Sebuah
benih—butir kecil—ditaburkan ke dalam tanah. Dari situ tumbuhlah pohon yang
perkasa. Benih hanyalah partikel kecil, dan pohon adalah struktur besar. Tetapi
apakah benar untuk mengatakan bahwa benih itu adalah manifestasi yang terbatas,
dan pohon itu suatu perwujudan yang lengkap? Tidak, itu bukan sifat hubungan
antara benih dan pohon. Sebaliknya, benih adalah intisari, dan pohon itu adalah
cabangnya. Begitu pula dengan pikiran dan tindakan. Pikiran adalah benih di
dalam diri manusia. Darinya berasal bentuk tindakan yang tak terhitung
jumlahnya. Pikiran adalah esensi; tindakan adalah cabangnya. Sekali lagi,
adalah salah jika menganggap tindakan sebagai penyelesaian pikiran, sama
seperti menganggap pohon sebagai penyempurnaan benih adalah salah.
Begitu
pula dengan agama Allah yang benar. Ia juga memiliki esensi, sama seperti ia
memiliki cabang. Inti dari agama yang benar adalah keyakinan bahwa Tuhan itu
Esa. Lalu ada beberapa perintah agama; mereka merupakan cabang dari esensi yang
sama ini. Adalah salah untuk mengatakan bahwa kepercayaan pada satu Tuhan adalah
agama dalam bentuk yang tidak lengkap, dan bahwa dengan semua perintah dan
perintahnya, agama menjadi lengkap. Tauhid adalah inti dari agama yang benar.
Kami akan meremehkan pentingnya jika kami menganggapnya tidak lengkap, dengan
perintah dan dekrit yang menyajikan gambaran lengkap tentang agama.
Hanya
ada beberapa ratus ayat dalam Quran yang berhubungan dengan perintah agama.
Namun dalam yurisprudensi Islam, kita menemukan ratusan ribu perintah agama.

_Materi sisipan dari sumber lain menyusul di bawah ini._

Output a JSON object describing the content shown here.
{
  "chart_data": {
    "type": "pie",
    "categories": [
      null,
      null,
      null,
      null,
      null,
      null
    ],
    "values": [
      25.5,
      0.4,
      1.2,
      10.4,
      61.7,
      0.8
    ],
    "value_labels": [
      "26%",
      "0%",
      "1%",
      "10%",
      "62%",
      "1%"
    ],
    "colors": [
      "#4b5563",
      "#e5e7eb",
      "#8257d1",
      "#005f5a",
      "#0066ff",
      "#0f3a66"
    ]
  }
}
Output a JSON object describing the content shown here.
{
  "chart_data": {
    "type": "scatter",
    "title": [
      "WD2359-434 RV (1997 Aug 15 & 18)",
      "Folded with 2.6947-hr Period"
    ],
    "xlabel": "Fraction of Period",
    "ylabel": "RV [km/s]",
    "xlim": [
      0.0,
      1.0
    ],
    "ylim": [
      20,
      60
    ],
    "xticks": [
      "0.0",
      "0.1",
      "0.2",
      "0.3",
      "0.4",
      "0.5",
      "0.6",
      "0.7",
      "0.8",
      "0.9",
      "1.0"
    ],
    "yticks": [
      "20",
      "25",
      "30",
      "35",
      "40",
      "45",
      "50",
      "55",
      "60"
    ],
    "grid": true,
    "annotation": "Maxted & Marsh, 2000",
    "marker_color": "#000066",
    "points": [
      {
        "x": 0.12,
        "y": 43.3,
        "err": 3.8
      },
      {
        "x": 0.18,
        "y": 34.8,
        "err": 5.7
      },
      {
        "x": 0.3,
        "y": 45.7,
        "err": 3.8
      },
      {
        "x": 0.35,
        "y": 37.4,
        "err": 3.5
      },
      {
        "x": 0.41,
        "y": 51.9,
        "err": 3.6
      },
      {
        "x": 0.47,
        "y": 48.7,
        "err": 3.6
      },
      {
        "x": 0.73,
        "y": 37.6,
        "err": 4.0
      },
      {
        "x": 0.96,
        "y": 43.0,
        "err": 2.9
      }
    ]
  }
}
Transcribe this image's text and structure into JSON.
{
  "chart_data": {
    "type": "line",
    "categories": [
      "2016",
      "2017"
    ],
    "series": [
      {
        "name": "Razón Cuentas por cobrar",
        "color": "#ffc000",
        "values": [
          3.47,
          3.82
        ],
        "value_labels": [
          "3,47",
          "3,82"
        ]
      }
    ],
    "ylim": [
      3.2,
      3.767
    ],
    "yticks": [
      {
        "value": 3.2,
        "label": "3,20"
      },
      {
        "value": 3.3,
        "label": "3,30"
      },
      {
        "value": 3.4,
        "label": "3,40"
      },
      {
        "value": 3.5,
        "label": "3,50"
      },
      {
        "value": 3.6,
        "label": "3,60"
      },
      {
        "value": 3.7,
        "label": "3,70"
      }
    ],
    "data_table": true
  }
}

Apakah ini berarti bahwa Quran tidak lengkap, dan yurisprudensi adalah agama
dalam bentuk yang lengkap? Tidak demikian; hubungan antara Al-Qur'an dan
yurisprudensi adalah sama seperti hubungan antara benih dan pohon: Al-Qur'an
adalah esensi, yurisprudensi cabangnya.
Memang,
Islam telah diumpamakan seperti pohon dalam Al-Qur'an. Ini karena keyakinan
Islam yang sejati pertama-tama berakar di dalam hati; dari sana menyebar ke
tindakan lahiriah seseorang.
Kita
tahu bahwa para ilmuwan hebat menemukan hal-hal yang menakjubkan, tetapi
sebelum kesuksesan mereka, mereka mengalami banyak kegagalan. Albert Einstein
dikeluarkan dari sekolah dan ditolak masuk ke Sekolah Politeknik Zurich. Tapi
dia akhirnya memenangkan hadiah nobel dan mengubah fisika modern dan pemahaman
kita tentang alam semesta. Mengenai kegagalan, dia berkata, “Agar berhasil,
keinginan Anda untuk sukses harus lebih besar daripada ketakutan anda akan
kegagalan.” Thomas Edison diberi tahu bahwa dia "terlalu bodoh untuk
mempelajari apa pun" dan dia memiliki ribuan upaya yang gagal untuk
membuat bola lampu, tetapi dia akhirnya menemukan jawabannya! Dia belajar
sesuatu dari semua usahanya yang gagal dan berkata bahwa “Saya tidak gagal.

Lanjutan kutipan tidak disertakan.